Atlas Arteria was formed from the split of Macquarie infrastructure group into what financial media reports termed a ‘good’ toll roads business and a ‘bad’ toll roads business. We were drawn to Atlas, the ‘bad’ child. We reasoned that in the face of such adverse publicity, few would bother investigating the stock properly prior to selling it shortly after it had been distributed to them as a result of their original holding in Macquarie Infrastructure Group. Atlas made its debut at a slight premium to the net cash held at holding company level, with no value attributed to the value of its other assets.

Underlying asset strength

If investors had investigated properly, they would have found that Atlas’s assets comprised a collection of high quality toll roads. Each of these toll roads were highly leveraged and some were unlikely to survive. However, all of the debt at the toll road level was non-recourse to the parent company. No matter what, Atlas was not going broke with no debt and $228 million of cash.

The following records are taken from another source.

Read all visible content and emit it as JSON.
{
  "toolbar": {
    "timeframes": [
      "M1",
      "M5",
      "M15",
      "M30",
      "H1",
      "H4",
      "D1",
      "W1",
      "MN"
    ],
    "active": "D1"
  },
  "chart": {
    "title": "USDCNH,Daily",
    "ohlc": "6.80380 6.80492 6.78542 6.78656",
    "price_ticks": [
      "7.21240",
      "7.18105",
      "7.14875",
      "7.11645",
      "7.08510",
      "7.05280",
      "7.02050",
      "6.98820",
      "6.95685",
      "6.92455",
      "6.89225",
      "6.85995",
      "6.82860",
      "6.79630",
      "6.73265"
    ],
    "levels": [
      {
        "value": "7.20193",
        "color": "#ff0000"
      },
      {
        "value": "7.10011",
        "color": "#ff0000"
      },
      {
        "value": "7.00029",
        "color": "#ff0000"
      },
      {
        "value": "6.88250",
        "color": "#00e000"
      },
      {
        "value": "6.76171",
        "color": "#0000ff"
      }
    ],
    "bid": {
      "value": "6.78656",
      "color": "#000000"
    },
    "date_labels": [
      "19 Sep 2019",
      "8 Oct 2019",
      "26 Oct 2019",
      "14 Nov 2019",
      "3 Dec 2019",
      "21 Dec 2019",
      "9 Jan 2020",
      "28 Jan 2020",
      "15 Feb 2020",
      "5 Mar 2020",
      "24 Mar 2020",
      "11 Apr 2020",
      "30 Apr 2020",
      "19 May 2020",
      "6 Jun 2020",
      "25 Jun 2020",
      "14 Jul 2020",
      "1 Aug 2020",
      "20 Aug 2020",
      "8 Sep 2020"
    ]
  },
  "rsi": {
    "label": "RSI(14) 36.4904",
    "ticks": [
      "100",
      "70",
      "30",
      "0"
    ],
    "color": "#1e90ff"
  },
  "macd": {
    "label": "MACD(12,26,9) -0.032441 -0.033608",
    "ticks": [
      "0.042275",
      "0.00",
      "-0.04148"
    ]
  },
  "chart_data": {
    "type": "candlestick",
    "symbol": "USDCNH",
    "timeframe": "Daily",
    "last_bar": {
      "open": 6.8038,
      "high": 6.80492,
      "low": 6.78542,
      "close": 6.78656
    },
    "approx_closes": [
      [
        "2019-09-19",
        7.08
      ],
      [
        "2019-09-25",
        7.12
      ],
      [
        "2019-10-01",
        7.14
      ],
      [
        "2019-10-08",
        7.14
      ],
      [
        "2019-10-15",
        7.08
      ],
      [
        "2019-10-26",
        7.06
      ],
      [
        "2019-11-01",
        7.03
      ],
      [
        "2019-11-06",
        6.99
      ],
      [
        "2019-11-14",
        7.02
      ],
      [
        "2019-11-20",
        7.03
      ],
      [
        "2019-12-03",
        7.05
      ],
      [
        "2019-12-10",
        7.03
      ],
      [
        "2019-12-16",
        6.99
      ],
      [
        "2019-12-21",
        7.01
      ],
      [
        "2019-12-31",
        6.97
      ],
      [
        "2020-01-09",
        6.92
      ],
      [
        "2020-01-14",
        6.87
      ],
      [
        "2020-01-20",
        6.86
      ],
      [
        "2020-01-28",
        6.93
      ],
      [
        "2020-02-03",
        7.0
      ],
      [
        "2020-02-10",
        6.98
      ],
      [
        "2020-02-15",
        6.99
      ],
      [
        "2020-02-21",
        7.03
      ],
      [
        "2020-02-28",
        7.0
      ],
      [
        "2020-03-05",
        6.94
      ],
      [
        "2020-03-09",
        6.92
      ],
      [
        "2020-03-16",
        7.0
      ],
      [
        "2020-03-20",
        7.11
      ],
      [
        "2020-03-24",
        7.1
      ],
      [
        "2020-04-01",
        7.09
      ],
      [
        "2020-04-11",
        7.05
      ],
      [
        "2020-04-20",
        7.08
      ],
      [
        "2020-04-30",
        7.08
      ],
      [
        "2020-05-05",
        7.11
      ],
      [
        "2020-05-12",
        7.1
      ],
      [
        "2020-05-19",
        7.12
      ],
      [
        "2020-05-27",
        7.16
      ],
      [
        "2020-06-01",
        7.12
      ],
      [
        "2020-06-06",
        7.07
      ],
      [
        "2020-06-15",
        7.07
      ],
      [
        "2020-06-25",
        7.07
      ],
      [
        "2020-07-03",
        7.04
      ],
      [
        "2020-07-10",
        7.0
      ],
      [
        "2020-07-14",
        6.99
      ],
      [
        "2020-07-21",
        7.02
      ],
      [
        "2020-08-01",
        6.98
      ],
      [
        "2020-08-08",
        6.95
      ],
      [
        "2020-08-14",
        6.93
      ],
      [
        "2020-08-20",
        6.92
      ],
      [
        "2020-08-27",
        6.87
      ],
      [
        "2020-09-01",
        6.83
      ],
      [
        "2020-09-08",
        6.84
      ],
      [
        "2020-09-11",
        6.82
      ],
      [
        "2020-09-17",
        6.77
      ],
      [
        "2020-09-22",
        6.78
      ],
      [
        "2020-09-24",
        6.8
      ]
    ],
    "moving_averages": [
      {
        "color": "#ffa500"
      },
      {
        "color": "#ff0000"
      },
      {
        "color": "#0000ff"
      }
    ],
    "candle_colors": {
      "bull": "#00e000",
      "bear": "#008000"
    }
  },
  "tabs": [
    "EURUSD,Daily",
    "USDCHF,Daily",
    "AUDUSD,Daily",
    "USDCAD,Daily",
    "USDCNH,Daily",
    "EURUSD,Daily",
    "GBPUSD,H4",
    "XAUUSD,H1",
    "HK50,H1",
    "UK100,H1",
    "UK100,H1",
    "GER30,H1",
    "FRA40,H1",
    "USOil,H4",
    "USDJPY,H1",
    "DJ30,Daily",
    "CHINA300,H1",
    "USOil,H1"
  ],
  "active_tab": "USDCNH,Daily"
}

Most notably, Atlas held an interest in a toll road company in France that traded on the Paris Stock Exchange with a market capitalisation of around €6 billion at the time. Although the corporate structure was complicated, Atlas at the time of the split-off owned around 20% of this asset: worth roughly A$1.8b. Put another way, this asset alone on a look through basis was worth many times the enterprise value of Atlas at the time.


We initiated a position at an average price of $0.85, which we considered too low a valuation. we sold the stock once it reached $1.41 for an investment gain of 65%.